Twitter pulled a Twitter today and went down, as you well know, and thus took the blogging world crashing along with it. It is no small secret that in regards to online content dissemination (which is not a dirty word, I promise), Twitter is quickly becoming the de facto solution.

Not that RSS, Facebook, and the like do not share some part in any publication’s overall strategy for the promotion of recent posts, but the most pugnaciously powerful percolator is quickly becoming Twitter, most especially in the technology world. If you already knew this, you are probably in the writing game.

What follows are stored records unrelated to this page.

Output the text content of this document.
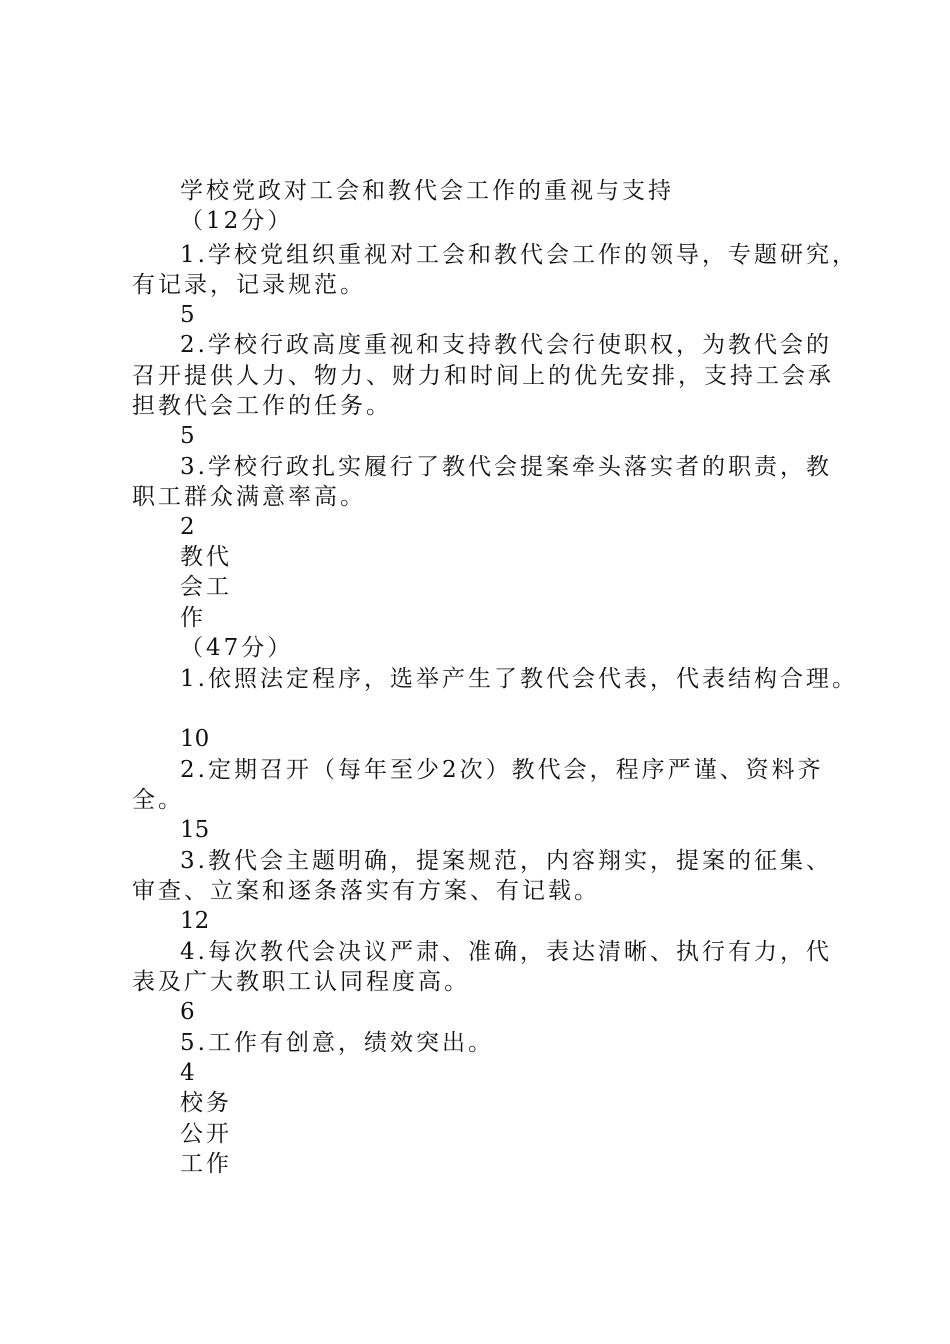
学校党政对工会和教代会工作的重视与支持
（12分）
1.学校党组织重视对工会和教代会工作的领导，专题研究，
有记录，记录规范。
5
2.学校行政高度重视和支持教代会行使职权，为教代会的
召开提供人力、物力、财力和时间上的优先安排，支持工会承
担教代会工作的任务。
5
3.学校行政扎实履行了教代会提案牵头落实者的职责，教
职工群众满意率高。
2
教代
会工
作
（47分）
1.依照法定程序，选举产生了教代会代表，代表结构合理。
10
2.定期召开（每年至少2次）教代会，程序严谨、资料齐
全。
15
3.教代会主题明确，提案规范，内容翔实，提案的征集、
审查、立案和逐条落实有方案、有记载。
12
4.每次教代会决议严肃、准确，表达清晰、执行有力，代
表及广大教职工认同程度高。
6
5.工作有创意，绩效突出。
4
校务
公开
工作
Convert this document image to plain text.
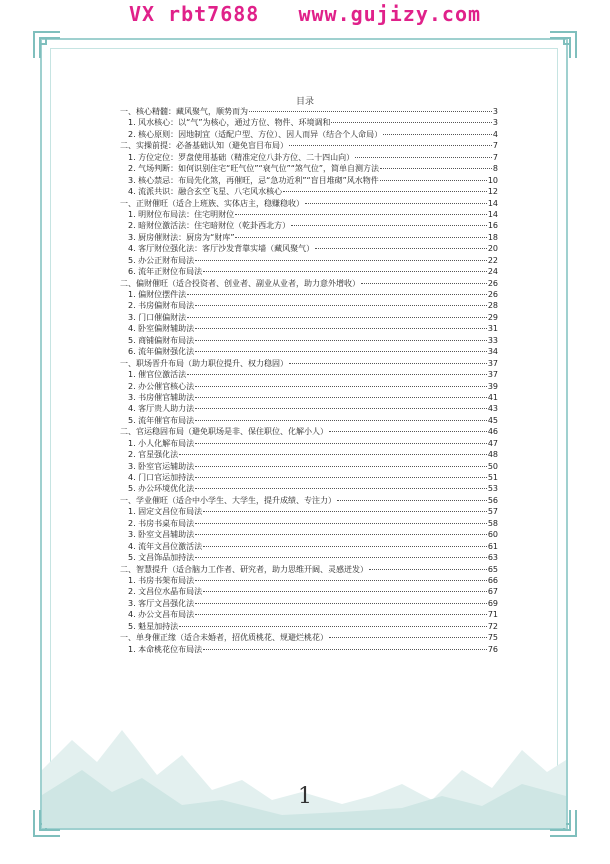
VX rbt7688   www.gujizy.com
目录
一、核心精髓：藏风聚气，顺势而为	3
1. 风水核心：以“气”为核心，通过方位、物件、环境调和	3
2. 核心原则：因地制宜（适配户型、方位）、因人而异（结合个人命局）	4
二、实操前提：必备基础认知（避免盲目布局）	7
1. 方位定位：罗盘使用基础（精准定位八卦方位、二十四山向）	7
2. 气场判断：如何识别住宅“旺气位”“衰气位”“煞气位”，简单自测方法	8
3. 核心禁忌：布局先化煞，再催旺，忌“急功近利”“盲目堆砌”风水物件	10
4. 流派共识：融合玄空飞星、八宅风水核心	12
一、正财催旺（适合上班族、实体店主，稳赚稳收）	14
1. 明财位布局法：住宅明财位	14
2. 暗财位激活法：住宅暗财位（乾卦西北方）	16
3. 厨房催财法：厨房为“财库”	18
4. 客厅财位强化法：客厅沙发背靠实墙（藏风聚气）	20
5. 办公正财布局法	22
6. 流年正财位布局法	24
二、偏财催旺（适合投资者、创业者、副业从业者，助力意外增收）	26
1. 偏财位摆件法	26
2. 书房偏财布局法	28
3. 门口催偏财法	29
4. 卧室偏财辅助法	31
5. 商铺偏财布局法	33
6. 流年偏财强化法	34
一、职场晋升布局（助力职位提升、权力稳固）	37
1. 催官位激活法	37
2. 办公催官核心法	39
3. 书房催官辅助法	41
4. 客厅贵人助力法	43
5. 流年催官布局法	45
二、官运稳固布局（避免职场是非、保住职位、化解小人）	46
1. 小人化解布局法	47
2. 官星强化法	48
3. 卧室官运辅助法	50
4. 门口官运加持法	51
5. 办公环境优化法	53
一、学业催旺（适合中小学生、大学生，提升成绩、专注力）	56
1. 固定文昌位布局法	57
2. 书房书桌布局法	58
3. 卧室文昌辅助法	60
4. 流年文昌位激活法	61
5. 文昌饰品加持法	63
二、智慧提升（适合脑力工作者、研究者，助力思维开阔、灵感迸发）	65
1. 书房书架布局法	66
2. 文昌位水晶布局法	67
3. 客厅文昌强化法	69
4. 办公文昌布局法	71
5. 魁星加持法	72
一、单身催正缘（适合未婚者，招优质桃花、规避烂桃花）	75
1. 本命桃花位布局法	76
1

There is an interesting distinction, however, that needs to be drawn between websites that are largely of the blog format, and those that are largely not. Of course, there is an enormous gray area, the HuffingtonPost for example living in it, but the dichotomy is accurate enough here for our larger point. If your publication covers a specific niche, and quickly follows a breaking new cycle, Twitter is the only tool to quickly amass readers to a story that has literally just been born. That and the carrier pigeon, if you must.

The difference, returning to our largely non-blog publication, is that their audience is slightly less episodic, and in terms of the news cycle, constantly behind in the editorial aspect of their work. The websites of newspapers, and to a higher degree their print publications, fit this mold well. Their audience is loyal to a specific brand of news (the WSJ, the NYTimes, and so forth), and do not mind even a 12 hour lag from occurrence to story for their reading. This sort of publication has a stock audience that will read a certain number of articles a week regardless of their content. They are not looking to read something specific; they want to read the ‘news,’ and thus have but a small drive to go and find it themselves.

And so for the publications that are more blog-esque (this is most of the websites you read, I assume), traffic is episodic and occurrence based, and therefore lean heavily on an announcement medium that is single-action oriented, and contains the ability to expand via sharing (the vulgar ‘viral’ expansion), and reach a large enough group of people to make the time gain (between the fast story happening now, and the slower story the next day from the non-blog) to the reader worth the extra effort of going out and reading the story now, as opposed to having it spoon fed to them the next day by the USA Today, or what have you.